Последним из трюма вышел скромный пожилой человек с вислыми усами и поникшими плечами. На его лице читалась усталость от самой жизни, которая длится и длится, не прекращая его мучения. И собравшиеся на площади люди его узнали. Некогда этот человек был молод и красив, считался наследником престола и был храбрым воином, водившим в штыковые атаки сербские полки… При этом он был еще и умен, переписываясь с Анри Пуанкаре по поводу полиноминальных функций. Потом родной брат Александр при помощи тайной организации, контролируемой Драгутином Димитриевичем, составил заговор, сначала отстранивший его от престола, а потом полностью изолировавший от общественной жизнь. Шестнадцать лет персональной психиатрической лечебницы подточили его силы и сломали характер, и только психосканер мог сказать, что где-то под толстым слоем серого пепла еще тлеет былой огонь характера, способного резать правду-матку в глаза королям и президентам. За это его и убрали, ведь неизвестно, кому и что этот человек скажет уже завтра или послезавтра. И вот ведь какая ирония судьбы: освободили его из заточения злейшие враги его родины, но даже у них не понялась рука причинить зло этому гордому и честному человеку.

– А вот этот человек, бывший наследный принц Георгий Петрович Карагеоргиевич, находится под моей защитой и защитой всей Империи, – сказал Вуйкозар Пекоц, полуобняв бывшего королевича за плечи. – Он так же понимает справедливость, как и мы с вами, и так же переживает за вашу родину Сербию. Не все из вашего народа готовы до конца, без оглядки, погрузиться в коммунистическую идею, и для таких участие в вашей власти опального, но авторитетного королевича придаст ей дополнительную легитимность. Со своей стороны должен сказать, что командование Империи, изучив суть дела, решило, что нынешнее королевское правительство в изгнании является нелегитимным, так как наследует узурпатору престола, покойному королю Александру. Все.
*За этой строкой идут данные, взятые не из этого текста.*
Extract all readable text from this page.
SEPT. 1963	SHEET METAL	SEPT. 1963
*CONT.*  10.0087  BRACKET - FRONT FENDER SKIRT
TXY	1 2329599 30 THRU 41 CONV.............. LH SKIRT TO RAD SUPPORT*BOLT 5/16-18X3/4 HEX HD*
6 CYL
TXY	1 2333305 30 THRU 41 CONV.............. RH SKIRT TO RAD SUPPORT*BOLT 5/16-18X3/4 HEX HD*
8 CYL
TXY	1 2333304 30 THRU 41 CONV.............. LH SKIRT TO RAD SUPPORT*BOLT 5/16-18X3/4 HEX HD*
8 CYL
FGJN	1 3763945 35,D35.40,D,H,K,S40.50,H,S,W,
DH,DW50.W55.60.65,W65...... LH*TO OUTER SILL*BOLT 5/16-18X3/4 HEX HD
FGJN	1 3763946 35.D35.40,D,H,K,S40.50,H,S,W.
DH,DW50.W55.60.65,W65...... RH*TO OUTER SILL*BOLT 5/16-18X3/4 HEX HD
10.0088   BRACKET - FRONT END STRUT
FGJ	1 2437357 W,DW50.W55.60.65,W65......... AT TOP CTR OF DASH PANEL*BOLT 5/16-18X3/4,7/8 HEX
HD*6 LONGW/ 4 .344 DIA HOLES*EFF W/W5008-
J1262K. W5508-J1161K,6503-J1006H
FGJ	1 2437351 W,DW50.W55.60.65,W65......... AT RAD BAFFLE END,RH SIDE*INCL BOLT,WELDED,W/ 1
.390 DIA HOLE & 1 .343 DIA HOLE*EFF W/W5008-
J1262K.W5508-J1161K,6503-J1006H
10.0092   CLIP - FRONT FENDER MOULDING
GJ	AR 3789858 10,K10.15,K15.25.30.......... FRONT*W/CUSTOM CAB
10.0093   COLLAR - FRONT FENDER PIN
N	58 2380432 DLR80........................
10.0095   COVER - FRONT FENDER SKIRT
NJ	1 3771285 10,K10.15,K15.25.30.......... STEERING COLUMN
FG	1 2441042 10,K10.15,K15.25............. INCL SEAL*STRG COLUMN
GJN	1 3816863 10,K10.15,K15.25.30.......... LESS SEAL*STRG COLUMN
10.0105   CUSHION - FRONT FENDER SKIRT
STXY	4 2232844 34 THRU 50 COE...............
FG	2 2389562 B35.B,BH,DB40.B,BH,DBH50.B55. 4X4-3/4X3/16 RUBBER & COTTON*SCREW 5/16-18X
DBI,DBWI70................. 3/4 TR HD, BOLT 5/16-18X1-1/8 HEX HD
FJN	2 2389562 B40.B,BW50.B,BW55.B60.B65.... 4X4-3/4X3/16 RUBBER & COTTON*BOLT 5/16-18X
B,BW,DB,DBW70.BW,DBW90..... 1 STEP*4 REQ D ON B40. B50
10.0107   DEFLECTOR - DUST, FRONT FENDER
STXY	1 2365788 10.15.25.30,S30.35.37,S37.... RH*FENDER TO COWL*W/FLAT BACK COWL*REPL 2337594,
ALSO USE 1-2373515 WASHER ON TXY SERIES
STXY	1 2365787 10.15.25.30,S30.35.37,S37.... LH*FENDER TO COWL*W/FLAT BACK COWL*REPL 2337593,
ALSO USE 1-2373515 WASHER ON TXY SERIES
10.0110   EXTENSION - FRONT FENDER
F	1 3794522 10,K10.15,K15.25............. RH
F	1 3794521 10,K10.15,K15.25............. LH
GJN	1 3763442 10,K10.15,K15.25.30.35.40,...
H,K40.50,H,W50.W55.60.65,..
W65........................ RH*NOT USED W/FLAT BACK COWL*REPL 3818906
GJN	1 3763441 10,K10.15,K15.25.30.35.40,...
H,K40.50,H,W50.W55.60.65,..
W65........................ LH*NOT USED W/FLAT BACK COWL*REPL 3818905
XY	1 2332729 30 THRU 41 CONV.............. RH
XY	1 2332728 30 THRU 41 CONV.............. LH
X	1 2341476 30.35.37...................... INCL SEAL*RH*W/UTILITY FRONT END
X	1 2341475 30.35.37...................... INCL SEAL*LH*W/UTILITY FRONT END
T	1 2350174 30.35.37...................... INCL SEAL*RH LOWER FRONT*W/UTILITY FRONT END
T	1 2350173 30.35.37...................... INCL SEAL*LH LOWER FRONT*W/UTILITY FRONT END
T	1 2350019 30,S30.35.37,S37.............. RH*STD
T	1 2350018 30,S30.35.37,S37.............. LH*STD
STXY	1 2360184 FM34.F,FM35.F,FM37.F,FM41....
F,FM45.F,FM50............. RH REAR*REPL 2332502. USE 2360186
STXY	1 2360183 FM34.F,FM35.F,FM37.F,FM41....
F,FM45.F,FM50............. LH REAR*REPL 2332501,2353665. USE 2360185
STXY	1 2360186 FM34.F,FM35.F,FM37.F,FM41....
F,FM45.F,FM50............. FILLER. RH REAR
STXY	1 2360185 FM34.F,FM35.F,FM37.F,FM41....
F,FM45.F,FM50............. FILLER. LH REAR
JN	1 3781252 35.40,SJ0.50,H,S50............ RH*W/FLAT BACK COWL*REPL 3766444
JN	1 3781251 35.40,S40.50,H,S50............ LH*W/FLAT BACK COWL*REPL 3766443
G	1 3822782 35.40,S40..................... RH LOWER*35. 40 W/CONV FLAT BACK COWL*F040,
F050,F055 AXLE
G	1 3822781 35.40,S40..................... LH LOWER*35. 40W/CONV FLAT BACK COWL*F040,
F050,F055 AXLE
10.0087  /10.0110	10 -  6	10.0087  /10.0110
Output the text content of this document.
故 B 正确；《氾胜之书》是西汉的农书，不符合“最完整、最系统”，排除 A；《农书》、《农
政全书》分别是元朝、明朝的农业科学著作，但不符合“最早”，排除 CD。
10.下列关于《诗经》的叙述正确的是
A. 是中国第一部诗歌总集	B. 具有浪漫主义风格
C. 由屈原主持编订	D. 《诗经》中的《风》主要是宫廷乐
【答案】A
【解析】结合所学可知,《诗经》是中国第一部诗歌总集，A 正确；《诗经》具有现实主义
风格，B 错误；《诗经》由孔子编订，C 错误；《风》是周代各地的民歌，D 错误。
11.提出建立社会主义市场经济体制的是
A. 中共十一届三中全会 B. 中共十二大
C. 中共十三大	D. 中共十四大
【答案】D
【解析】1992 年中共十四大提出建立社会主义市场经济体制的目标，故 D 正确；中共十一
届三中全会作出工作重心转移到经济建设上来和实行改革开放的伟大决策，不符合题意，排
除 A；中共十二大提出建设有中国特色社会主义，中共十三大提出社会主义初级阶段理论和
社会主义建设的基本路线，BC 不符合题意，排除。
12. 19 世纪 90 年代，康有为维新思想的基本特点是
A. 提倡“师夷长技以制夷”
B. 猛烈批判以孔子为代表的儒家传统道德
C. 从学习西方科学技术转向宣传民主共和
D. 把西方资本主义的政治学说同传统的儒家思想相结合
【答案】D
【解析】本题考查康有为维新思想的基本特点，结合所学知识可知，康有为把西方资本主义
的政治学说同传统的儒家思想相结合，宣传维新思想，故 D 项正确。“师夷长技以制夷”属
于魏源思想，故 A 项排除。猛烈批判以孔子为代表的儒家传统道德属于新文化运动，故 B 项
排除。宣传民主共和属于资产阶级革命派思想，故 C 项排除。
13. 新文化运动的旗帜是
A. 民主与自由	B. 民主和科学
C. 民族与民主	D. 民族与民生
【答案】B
Остальное решать уже вам, на плебисците, а также самому Георгию: на каком уровне и с какой ролью он сумеет встроиться в народную власть.

– Ладно, товарищ Пекоц… – вздохнул Драгойло Дудич, – мы поняли, что вы хотите сказать, но это и в самом деле не митинговый разговор. Если у вас в шляпе больше нет сюрпризов, то давайте пойдем в наш штаб и закончим разговор там. А остальных я попрошу расходиться; цирк уехал и представление закончилось.

Тогда же и там же. Бывший сербский наследный принц Георгий Карагеоргиевич.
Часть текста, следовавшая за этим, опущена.